Bulder - o ważnych sprawach nas wszystkich, wspinaczy

06 lip 2017 - 21:59:26
Każdy, kto poznał Pawła, wie, że by napisać poniższy tekst, musiało stać się coś bardzo ważnego, co nim wstrząsnęło. Poniżej prezentujmy i poddajemy dyskusji kilka przemyśleń Wielkiego Przyjaciela Inicjatywy Środowisk Wspinaczkowych "Nasze Skały", Pawła Haciskiego, czyli "Buldera". Nie ingerowaliśmy w jego tekst, co nie oznacza, że ze wszystkim się zgadzamy (ale i nie oznacza, że się nie zgadzamy!). Nasze zdanie się nie liczy - liczy się Wasze!
W imieniu IŚW "Nasze Skały" - Włodek Porębski.
__________
Ostatnie wydarzenia na Mirowie miały pewną konsekwencje w prywatnych rozmowach moich znajomych:
"daj se spokój dziewczyno [...] nie będę się z tobą szamotał o jebanego ptaka"
No wiec właśnie, czy mamy się o co szamotać? I czy możemy coś zrobić? Odpowiedź na to drugie pytanie wynika oczywiście z odpowiedzi na pierwsze, a więc o co chodzi? No więc moim zdaniem chodzi generalnie o podejście do otaczającego nas świata - ptaków, skał, ludzi etc. Niby oczywiste, ale nie do końca, chyba. Wspinanie, przynajmniej w swoich początkach, było mierzeniem się z problemami narzuconymi nam przez naturę - wejść na szczyt góry, na skałę, przejść ścianę. Naturalnie trzeba było używać haków do asekuracji, nic innego nie było, ale była to tylko asekuracja.

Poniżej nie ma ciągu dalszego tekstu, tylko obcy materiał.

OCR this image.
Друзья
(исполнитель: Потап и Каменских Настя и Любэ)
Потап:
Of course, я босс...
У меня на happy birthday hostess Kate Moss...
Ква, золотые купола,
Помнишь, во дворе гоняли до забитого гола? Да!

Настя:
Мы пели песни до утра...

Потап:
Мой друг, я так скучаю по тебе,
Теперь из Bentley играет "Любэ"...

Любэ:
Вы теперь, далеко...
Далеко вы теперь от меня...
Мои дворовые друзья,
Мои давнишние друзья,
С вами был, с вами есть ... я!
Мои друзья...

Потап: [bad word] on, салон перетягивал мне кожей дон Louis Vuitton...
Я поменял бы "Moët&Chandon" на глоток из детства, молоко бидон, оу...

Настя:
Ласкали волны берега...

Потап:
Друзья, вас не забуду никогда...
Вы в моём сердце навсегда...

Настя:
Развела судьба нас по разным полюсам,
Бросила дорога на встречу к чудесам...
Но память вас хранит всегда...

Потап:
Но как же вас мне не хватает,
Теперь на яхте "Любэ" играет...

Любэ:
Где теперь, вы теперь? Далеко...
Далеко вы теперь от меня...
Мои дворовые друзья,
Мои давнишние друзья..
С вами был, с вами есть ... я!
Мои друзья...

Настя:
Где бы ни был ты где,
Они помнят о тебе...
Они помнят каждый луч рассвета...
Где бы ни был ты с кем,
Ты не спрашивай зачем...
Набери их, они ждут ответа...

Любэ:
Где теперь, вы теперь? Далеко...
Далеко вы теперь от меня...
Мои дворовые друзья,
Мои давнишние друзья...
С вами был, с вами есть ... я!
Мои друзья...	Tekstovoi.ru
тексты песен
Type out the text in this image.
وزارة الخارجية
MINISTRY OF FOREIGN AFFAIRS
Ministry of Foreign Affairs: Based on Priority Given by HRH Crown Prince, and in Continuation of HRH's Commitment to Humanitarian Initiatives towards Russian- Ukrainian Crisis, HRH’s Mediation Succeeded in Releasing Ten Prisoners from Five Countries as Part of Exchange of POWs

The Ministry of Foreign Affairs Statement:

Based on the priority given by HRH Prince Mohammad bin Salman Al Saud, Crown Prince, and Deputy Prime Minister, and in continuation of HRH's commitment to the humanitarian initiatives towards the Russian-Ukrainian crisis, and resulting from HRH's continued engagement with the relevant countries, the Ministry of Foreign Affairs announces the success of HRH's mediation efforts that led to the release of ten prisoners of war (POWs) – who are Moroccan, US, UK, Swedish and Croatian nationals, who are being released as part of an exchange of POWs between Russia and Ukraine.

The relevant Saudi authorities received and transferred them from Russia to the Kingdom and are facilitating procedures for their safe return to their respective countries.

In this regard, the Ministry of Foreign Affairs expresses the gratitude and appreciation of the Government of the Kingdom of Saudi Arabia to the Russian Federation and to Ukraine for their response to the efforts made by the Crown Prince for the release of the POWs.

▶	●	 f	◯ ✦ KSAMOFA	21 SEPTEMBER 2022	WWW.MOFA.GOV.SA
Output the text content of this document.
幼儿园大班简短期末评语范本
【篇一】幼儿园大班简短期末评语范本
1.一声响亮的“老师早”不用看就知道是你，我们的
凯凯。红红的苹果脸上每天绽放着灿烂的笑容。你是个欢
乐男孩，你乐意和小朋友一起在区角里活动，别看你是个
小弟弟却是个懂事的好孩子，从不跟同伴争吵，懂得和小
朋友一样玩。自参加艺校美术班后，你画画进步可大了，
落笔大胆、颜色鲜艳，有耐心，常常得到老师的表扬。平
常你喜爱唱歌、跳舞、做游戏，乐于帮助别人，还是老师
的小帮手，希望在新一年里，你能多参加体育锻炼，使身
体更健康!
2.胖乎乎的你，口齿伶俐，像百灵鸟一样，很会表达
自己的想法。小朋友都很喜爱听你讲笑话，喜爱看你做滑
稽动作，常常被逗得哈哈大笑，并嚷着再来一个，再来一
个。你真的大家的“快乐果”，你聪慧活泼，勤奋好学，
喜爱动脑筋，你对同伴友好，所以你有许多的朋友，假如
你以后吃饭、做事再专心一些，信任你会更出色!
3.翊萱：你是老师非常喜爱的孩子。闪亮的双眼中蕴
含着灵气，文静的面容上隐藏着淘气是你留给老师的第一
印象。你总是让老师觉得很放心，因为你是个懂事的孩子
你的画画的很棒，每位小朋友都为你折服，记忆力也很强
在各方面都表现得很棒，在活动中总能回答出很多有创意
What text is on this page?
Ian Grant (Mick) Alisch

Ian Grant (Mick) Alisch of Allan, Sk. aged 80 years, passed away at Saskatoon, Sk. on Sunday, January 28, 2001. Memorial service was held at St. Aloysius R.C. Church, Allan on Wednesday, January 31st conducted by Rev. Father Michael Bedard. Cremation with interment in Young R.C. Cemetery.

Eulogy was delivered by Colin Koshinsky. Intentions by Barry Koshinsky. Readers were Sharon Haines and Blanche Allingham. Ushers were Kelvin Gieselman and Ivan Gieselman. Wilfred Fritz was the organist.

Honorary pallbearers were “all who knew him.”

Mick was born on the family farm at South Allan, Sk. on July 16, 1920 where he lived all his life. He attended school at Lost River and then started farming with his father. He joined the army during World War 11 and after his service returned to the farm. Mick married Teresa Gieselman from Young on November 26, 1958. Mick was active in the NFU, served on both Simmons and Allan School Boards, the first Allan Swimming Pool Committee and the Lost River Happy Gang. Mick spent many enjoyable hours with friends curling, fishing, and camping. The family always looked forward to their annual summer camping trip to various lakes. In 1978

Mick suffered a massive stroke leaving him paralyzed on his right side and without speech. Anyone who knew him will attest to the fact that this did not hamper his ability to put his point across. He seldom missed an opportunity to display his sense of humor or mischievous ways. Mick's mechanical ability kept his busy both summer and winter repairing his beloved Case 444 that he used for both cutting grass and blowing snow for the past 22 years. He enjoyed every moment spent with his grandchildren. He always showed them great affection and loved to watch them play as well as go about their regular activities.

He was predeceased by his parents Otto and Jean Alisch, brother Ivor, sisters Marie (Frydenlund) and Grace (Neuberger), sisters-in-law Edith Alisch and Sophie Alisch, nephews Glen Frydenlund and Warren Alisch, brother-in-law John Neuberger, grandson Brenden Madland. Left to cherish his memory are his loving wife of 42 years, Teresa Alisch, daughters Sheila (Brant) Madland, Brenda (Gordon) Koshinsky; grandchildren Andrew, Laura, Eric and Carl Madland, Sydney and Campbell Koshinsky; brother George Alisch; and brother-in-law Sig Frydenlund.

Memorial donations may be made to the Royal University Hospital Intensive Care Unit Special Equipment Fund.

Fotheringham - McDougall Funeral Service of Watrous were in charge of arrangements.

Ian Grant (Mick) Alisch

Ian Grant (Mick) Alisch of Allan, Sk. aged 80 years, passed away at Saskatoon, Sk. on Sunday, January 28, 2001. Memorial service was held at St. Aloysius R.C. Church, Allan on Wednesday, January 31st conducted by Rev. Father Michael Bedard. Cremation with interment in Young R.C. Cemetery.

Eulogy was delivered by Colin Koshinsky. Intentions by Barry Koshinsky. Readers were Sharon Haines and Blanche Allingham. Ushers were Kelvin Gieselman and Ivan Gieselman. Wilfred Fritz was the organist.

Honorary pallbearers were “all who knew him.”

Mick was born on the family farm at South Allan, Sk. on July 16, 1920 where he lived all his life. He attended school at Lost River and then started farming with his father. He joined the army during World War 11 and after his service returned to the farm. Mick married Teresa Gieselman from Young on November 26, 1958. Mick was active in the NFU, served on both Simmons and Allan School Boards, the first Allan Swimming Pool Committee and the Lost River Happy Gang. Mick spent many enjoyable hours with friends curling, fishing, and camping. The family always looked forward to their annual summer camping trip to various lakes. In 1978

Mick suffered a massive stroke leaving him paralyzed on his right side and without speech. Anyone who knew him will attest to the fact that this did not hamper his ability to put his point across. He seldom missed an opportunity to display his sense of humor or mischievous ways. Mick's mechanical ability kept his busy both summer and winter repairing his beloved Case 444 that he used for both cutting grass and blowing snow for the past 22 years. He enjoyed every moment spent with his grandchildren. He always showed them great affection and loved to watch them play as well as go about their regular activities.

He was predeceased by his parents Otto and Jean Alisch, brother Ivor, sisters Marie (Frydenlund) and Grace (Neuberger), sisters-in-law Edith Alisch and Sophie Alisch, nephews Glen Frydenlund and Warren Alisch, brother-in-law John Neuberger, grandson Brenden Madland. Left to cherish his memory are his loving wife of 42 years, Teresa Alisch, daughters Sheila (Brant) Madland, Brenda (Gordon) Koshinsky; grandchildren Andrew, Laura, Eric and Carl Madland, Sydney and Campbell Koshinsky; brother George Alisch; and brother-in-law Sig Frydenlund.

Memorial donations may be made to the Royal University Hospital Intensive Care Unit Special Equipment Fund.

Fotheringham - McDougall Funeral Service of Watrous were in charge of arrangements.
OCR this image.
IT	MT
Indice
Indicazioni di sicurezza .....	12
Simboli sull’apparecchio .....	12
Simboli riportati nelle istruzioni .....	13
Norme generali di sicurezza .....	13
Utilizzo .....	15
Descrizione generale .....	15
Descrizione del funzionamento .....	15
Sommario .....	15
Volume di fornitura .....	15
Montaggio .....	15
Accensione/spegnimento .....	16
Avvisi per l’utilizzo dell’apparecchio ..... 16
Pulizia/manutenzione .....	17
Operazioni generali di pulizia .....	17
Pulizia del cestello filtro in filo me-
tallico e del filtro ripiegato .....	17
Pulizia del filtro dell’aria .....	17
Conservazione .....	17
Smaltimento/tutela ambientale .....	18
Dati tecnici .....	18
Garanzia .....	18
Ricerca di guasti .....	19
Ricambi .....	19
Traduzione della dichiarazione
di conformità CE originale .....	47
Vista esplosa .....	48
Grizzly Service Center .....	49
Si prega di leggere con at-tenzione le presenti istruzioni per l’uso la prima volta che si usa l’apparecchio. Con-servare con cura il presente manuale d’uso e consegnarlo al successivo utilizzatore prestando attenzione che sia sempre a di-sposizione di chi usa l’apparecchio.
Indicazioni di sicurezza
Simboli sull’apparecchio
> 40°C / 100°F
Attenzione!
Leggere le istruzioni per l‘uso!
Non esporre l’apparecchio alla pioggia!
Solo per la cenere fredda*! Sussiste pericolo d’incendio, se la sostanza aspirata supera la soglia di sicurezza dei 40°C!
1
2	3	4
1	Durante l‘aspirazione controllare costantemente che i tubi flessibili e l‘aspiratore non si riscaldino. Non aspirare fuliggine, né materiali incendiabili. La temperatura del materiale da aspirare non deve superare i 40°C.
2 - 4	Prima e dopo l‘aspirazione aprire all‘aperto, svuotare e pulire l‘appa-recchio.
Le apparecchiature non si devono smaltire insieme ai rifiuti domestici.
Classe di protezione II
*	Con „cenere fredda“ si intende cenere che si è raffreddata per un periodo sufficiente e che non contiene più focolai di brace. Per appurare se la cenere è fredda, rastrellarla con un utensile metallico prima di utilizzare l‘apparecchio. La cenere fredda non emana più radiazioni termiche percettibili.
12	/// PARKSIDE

Z gór wspinanie zeszło na niziny, na skały ... no i pozostały hakodziury. Odhaczenie starych hakówek stworzyło pewien precedens - oto nie rozwiązywaliśmy już problemów czysto naturalnych ... a to miało spore konsekwencje, dla naszej - wspinaczkowej mentalności.
Czy takie były początki zmiany naszego podejścia do skał,
przyzwolenia na ingerowanie młotkiem w naturę?
Nie wiem, możliwe że mam rację, ale konsekwencje zmian są ewidentne i nie chodzi wyłącznie o rozkuwanie skał, czy podkuwanie istniejących już dróg. Chodzi, moim zdaniem, o podejście do otaczającego nas świata i do siebie nawzajem. Nie bardzo chcę prowadzić w tym miejscu rozważań z pogranicza socjologii i psychologii, więc może po prostu napiszę o co ja się szamoczę.
Nie podoba mi się że podkuwane są istniejące już drogi.
Ktoś, zapewne nie jedna osoba, podkuwa bardzo brutalnie i ewidentnie stare drogi zarówno łatwe jak i trudne. Wykuwane są nowe chwyty lub stopnie jeśli "ktoś" nie widzi istniejących lub pogłębiane są istniejące.
Kolejne dwie sprawy nie są już tak jednoznacznie, powszechnie uznawane za godne potępienia, ale sądzę że są po tej samej stronie równania.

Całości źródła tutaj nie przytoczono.